Spokesman of the Republican Group in the Senate
- Incumbent
- Assumed office 4 May 2018
- Preceded by: Santiago Vidal Marsal

Senator in the Senate of Spain for Barcelona
- Incumbent
- Assumed office 10 November 2019

by designation of the Parliament of Catalonia
- In office 4 May 2018 – 20 May 2019

Personal details
- Born: 17 August 1958 (age 67) Sallent de Llobregat, Spain
- Party: Republican Left of Catalonia
- Occupation: Politician

= Mirella Cortès Gès =

Spanish politician

Mirella Cortès Gès (Sallent de Llobregat, 17 August 1958) is a Spanish politician. A member of Republican Left of Catalonia she was mayor of Sallent de Llobregat between 2003 and 2007, and since 2016 she has been a senator in the 11th and 12th Cortes Generales.

== Career ==
In the Spanish municipal elections of 2003 she was elected mayor of Sallent de Llobregat through a coalition of Esquerra Republicana with two other political forces. This pact was not achieved again for subsequent elections and after the Spanish municipal elections of 2007 and 2011 she was a councilor in the opposition. Shortly thereafter she was appointed secretary of Municipal Policy of ERC in Bages.

In the 2015 general elections she was in sixth place on the ERC list for the province of Barcelona, and was not elected. However, in January 2016 she was proposed as a senator appointed by the Parliament of Catalonia in the 11th Cortes Generales. In the Senate she is spokesperson for the ERC.
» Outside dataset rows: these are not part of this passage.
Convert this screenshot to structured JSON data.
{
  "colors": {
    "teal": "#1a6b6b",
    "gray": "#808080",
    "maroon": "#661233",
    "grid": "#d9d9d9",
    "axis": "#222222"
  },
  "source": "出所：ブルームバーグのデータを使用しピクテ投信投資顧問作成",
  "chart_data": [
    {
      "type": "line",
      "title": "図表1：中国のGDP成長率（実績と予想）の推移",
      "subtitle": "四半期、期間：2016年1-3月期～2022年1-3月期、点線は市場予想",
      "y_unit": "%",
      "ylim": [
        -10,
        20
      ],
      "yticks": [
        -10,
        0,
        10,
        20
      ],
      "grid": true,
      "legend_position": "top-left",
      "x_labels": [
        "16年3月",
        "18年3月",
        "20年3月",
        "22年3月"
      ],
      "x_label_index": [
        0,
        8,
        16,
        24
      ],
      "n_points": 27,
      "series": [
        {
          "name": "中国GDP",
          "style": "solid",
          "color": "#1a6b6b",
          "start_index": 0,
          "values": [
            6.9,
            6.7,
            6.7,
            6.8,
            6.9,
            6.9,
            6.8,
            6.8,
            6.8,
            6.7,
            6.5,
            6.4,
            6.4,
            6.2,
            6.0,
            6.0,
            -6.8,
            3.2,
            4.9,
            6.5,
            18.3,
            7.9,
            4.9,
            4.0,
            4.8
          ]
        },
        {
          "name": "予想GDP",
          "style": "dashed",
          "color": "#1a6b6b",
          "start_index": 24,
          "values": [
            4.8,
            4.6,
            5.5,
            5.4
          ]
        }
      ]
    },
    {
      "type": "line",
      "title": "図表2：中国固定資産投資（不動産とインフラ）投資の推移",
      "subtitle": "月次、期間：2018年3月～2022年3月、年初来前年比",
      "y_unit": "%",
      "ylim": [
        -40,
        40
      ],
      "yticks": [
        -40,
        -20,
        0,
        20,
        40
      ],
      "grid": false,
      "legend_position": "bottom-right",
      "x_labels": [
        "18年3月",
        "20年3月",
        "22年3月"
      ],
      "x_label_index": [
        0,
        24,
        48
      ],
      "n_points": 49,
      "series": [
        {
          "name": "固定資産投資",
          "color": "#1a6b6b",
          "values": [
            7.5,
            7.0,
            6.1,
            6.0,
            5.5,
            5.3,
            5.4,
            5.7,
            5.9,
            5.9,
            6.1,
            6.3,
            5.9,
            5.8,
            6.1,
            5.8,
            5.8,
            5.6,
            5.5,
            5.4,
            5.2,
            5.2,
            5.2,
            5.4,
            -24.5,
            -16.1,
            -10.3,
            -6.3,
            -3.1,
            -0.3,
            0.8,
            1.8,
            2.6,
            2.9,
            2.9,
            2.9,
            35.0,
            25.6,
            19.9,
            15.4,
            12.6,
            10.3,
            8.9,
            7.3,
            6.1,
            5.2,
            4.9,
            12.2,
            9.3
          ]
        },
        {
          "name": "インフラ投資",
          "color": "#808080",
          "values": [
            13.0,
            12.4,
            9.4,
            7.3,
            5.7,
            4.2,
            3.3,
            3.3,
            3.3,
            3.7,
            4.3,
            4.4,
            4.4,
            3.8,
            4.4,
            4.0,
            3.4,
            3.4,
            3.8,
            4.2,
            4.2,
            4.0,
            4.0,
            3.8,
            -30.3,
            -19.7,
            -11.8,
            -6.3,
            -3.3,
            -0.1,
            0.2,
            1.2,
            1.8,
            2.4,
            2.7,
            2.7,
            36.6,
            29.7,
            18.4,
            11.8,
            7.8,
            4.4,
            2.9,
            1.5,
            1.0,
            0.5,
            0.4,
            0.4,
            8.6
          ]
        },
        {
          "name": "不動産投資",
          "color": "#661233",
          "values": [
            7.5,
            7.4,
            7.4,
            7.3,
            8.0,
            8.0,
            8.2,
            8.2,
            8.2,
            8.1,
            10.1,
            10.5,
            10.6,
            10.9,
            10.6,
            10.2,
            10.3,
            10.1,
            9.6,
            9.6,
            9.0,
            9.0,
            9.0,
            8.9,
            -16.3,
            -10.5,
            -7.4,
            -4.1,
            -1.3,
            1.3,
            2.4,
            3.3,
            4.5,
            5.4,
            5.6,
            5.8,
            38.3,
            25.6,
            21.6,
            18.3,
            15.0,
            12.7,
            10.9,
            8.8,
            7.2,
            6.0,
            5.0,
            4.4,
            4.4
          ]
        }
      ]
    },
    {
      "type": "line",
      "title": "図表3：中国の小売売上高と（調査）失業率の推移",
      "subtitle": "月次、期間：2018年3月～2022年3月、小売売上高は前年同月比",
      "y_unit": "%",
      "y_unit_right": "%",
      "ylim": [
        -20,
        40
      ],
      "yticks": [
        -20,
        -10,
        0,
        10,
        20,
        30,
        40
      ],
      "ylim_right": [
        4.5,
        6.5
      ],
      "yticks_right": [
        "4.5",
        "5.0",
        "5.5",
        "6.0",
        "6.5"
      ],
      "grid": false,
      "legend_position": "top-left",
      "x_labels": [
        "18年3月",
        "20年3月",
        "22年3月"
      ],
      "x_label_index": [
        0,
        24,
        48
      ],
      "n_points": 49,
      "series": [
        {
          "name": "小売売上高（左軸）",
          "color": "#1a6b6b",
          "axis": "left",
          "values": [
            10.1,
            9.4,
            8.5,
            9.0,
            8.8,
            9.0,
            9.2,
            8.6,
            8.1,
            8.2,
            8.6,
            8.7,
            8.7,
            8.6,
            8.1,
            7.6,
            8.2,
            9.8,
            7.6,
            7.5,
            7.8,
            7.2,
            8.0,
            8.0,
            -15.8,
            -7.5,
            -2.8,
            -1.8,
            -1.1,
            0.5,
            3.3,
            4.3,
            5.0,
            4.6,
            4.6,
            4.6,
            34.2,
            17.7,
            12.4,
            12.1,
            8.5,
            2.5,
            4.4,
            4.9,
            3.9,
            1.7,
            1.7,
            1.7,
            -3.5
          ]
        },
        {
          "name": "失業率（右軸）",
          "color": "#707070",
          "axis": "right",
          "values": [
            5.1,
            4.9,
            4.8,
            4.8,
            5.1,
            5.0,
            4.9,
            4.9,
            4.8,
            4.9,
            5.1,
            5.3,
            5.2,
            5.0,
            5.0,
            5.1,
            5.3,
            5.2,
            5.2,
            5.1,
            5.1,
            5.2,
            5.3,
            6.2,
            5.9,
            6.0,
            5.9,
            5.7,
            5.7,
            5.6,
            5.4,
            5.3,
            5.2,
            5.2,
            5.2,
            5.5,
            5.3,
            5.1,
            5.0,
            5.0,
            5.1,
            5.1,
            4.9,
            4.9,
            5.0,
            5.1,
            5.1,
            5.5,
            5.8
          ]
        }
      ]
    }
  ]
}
She was reelected senator by the Catalan Parliament on 4 May 2018. Days later, on 8 May, she attempted to swear her oath of office before Senate President Pío García-Escudero in the Catalan language, expressing that she was swearing "for the freedom of political prisoners, for the return of exiles, until the consolidation of the Catalan republic" and that she was promising "by legal imperative." García-Escudero did not accept it and made her modify and repeat her oath several times, even agreeing to swear in Catalan and Spanish.